The event was organized by Paula DePass Dennis, a fifth grade teacher at Vernon Elementary School in Northeast Portland. Dennis is the founder of a local organization called DoPE (Dreaming of Potential Excellence), which provides opportunities for youth of color to connect with adults in their fields of interest and other community role models.
Each year around Martin Luther King Day of Service, Dennis hosts a DoPE seminar — in its first year in 2017, Dennis invited 100 black and brown girls to watch the film "Hidden Figures." The screening was followed by a catered lunch with one of Dennis’ former fourth grade students, now an electrical engineering student as the keynote speaker. After the movie, the students debrief the movie with a panel of black women who worked in STEM-related field. The girls ended their day by creating individual vision boards as a reminder of their goals to work in STEM fields someday.
Following this year’s screening of "The Hate U Give," Dennis has worked to engage Student Resource Officers assigned to Portland-area schools to receive appropriate training on working with students of color on campus in more positive ways. These events align closely with the goal of Black Lives Matter Week of Action in Schools, an ongoing movement of critical reflection and honest conversation in school communities around issues of racial justice. The Week of Action is specifically focused on three main goals: 1) End Zero Tolerance policies, 2) Hire more black teachers and staff, and 3) Mandate Black History and Ethnic Studies Curriculum.

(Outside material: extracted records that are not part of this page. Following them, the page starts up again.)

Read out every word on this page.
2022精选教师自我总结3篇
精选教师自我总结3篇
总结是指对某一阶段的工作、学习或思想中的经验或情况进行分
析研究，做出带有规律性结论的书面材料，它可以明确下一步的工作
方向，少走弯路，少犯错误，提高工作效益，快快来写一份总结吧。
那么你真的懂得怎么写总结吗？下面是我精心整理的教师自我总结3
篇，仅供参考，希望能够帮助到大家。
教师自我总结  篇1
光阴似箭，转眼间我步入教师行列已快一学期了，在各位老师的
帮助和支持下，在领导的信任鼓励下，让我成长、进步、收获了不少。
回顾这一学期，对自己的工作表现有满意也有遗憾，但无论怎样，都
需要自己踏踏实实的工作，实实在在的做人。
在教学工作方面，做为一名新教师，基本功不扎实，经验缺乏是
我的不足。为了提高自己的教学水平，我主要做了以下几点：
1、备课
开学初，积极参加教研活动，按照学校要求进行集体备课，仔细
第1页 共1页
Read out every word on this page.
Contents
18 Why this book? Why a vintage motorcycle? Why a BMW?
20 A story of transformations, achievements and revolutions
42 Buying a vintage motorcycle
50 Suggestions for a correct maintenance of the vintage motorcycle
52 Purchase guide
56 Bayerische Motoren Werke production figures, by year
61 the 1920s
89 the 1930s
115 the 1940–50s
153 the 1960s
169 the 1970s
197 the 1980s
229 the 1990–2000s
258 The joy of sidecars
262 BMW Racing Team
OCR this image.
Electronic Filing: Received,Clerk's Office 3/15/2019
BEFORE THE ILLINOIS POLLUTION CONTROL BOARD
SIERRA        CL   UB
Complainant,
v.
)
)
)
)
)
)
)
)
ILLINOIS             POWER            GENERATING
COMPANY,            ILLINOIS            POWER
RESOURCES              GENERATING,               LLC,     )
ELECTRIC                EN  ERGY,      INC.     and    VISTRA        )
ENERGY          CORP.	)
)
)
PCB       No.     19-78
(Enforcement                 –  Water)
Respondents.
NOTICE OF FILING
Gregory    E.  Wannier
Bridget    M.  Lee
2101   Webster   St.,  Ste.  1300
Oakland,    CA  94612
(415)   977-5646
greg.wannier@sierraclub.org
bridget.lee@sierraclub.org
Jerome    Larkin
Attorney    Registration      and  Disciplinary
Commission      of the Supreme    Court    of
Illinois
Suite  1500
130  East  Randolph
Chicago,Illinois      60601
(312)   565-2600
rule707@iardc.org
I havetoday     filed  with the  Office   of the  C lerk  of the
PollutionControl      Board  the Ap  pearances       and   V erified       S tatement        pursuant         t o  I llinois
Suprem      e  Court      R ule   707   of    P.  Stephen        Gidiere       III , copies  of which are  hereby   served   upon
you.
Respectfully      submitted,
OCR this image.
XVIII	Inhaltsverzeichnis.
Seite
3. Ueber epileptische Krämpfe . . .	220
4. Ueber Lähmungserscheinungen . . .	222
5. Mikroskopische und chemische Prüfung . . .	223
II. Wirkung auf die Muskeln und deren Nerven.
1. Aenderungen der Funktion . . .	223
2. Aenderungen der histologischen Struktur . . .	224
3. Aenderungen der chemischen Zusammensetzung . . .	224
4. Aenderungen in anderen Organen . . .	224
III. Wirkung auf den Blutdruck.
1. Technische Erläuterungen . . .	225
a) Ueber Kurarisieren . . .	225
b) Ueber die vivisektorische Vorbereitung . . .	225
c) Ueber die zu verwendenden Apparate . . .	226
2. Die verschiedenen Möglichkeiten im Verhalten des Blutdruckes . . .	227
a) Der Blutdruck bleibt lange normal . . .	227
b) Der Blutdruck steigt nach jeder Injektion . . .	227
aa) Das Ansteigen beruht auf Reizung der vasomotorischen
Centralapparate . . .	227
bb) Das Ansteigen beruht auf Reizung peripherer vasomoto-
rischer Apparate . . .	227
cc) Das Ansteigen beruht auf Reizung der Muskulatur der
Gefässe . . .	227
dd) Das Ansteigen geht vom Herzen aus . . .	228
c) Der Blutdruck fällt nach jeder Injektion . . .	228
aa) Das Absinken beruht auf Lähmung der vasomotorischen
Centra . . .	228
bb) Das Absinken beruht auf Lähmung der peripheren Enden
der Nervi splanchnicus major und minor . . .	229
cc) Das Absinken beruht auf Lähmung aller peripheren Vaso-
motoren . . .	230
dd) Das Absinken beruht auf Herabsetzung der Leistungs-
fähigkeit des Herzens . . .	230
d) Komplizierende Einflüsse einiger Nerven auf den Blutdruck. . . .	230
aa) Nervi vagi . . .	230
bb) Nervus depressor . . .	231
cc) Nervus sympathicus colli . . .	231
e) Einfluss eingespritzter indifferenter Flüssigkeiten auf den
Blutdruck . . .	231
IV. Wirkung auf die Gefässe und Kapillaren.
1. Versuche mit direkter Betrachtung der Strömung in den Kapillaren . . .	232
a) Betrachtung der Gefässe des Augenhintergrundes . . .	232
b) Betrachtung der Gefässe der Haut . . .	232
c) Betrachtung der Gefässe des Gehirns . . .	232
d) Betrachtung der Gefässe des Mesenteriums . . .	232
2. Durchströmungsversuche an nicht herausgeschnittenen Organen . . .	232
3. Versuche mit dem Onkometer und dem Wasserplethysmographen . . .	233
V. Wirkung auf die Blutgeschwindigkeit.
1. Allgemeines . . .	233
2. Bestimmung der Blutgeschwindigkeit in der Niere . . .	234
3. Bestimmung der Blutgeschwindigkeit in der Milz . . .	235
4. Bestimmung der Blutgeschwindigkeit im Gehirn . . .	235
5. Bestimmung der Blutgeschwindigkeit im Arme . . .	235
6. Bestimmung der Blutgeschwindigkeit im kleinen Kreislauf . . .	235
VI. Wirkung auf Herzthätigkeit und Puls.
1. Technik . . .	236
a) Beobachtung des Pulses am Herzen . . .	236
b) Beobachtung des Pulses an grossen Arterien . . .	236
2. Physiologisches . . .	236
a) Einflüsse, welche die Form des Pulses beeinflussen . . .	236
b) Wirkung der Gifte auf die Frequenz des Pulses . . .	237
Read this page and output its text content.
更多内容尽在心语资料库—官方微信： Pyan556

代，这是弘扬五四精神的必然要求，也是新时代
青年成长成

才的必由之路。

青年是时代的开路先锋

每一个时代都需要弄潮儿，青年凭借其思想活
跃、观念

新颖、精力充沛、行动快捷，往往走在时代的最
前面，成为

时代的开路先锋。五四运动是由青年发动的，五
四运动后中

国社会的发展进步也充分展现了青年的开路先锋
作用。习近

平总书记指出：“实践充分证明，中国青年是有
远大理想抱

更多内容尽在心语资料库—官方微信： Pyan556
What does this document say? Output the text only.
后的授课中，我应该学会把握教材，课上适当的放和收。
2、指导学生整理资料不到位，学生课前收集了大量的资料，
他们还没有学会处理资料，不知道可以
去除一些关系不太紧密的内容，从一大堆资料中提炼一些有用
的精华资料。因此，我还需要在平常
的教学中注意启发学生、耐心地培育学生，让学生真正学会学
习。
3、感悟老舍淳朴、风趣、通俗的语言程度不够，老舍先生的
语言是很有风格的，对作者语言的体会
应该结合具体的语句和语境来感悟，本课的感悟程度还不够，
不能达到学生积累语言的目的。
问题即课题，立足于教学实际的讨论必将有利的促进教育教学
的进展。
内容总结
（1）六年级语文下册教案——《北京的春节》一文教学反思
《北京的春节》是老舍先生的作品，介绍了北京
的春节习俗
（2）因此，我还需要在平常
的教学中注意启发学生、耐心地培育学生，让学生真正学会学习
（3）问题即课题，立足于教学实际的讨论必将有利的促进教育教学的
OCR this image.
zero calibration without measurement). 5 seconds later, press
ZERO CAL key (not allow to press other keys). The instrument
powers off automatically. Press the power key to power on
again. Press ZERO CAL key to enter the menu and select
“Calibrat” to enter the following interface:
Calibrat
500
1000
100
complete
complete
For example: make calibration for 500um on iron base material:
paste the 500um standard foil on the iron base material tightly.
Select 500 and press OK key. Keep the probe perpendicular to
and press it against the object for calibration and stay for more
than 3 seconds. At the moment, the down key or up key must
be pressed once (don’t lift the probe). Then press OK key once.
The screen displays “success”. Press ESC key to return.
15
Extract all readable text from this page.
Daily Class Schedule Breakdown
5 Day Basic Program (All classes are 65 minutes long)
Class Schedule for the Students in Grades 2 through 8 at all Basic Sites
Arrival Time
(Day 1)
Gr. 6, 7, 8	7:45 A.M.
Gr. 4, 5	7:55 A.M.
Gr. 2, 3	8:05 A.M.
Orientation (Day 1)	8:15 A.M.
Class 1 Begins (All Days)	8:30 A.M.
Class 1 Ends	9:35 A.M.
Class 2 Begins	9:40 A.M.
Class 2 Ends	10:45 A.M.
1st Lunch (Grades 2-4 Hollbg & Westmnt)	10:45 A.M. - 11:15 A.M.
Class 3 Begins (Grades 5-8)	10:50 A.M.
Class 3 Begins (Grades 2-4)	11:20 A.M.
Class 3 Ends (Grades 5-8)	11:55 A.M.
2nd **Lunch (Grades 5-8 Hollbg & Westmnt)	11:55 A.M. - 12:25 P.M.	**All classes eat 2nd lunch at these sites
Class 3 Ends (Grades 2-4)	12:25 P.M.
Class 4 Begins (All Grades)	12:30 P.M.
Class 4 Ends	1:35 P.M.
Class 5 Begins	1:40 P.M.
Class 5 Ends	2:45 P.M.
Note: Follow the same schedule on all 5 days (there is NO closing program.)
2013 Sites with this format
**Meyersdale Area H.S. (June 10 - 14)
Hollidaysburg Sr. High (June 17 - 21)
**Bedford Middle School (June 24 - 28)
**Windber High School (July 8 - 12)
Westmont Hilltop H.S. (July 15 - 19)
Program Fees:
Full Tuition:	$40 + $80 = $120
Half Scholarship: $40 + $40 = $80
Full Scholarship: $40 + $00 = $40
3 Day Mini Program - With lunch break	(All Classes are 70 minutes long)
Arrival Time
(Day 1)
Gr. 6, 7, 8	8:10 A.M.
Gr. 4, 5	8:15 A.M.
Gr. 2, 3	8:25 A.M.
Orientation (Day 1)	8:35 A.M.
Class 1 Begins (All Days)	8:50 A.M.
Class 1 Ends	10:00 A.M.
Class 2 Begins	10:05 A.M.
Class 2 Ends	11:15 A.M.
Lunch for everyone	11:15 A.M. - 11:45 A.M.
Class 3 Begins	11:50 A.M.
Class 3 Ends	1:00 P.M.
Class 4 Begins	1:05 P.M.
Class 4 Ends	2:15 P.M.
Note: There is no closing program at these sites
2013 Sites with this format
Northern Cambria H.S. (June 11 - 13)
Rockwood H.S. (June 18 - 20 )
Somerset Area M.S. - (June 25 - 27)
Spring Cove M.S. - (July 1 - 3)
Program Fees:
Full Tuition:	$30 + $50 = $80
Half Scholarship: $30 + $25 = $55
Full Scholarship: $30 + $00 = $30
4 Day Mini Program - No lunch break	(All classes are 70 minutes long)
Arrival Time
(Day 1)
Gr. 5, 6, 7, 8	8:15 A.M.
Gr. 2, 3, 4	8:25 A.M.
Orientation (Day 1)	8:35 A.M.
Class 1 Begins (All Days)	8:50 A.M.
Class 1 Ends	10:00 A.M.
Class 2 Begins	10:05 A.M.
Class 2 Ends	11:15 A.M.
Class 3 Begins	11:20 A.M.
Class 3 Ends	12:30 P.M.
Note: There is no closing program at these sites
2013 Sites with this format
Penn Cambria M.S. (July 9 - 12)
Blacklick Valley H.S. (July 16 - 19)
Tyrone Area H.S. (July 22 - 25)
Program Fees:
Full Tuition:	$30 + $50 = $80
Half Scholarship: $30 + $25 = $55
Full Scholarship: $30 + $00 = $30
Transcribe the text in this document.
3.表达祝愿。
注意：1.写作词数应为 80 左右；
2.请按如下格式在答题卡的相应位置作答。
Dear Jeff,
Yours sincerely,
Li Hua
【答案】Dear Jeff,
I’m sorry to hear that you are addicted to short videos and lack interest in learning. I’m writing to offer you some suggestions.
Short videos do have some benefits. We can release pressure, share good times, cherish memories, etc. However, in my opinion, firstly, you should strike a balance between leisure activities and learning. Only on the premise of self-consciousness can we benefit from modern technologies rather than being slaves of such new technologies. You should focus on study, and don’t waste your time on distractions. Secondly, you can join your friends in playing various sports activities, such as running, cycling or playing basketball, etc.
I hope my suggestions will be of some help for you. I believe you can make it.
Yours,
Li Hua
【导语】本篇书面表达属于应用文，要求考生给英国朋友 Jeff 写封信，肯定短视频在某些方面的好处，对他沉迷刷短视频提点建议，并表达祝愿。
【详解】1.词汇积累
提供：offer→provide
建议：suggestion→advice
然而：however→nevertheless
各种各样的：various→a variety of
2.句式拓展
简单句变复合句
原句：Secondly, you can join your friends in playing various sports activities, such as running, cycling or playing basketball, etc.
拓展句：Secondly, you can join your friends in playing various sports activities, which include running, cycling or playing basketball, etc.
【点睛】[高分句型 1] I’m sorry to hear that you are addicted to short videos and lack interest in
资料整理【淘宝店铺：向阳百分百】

Dennis brings conversations on race, identity and equity into her own classrooms, too — every Friday, she invites her students into a Courageous Conversation circle, where they speak openly about historical events around race and their experiences as both white students and students of color. Sometimes, the conversations are uncomfortable — students calling each other out for being “too white” or not understanding underlying problems associated with colorblindness, for example. But without Dennis facilitating these conversations, she knows they very well might not be happening at all — or at least not in a productive way that helps students learn and grow from the discomfort of the experience. In honor of her efforts over a long and industrious career focused on equity and inclusion, Dennis was honored with OEA’s Ed Elliott Human Rights Award at the OEA Representative Assembly in April of this year. As a colleague wrote of her, she is “a champion of change; racial equity and human rights propel her through life.”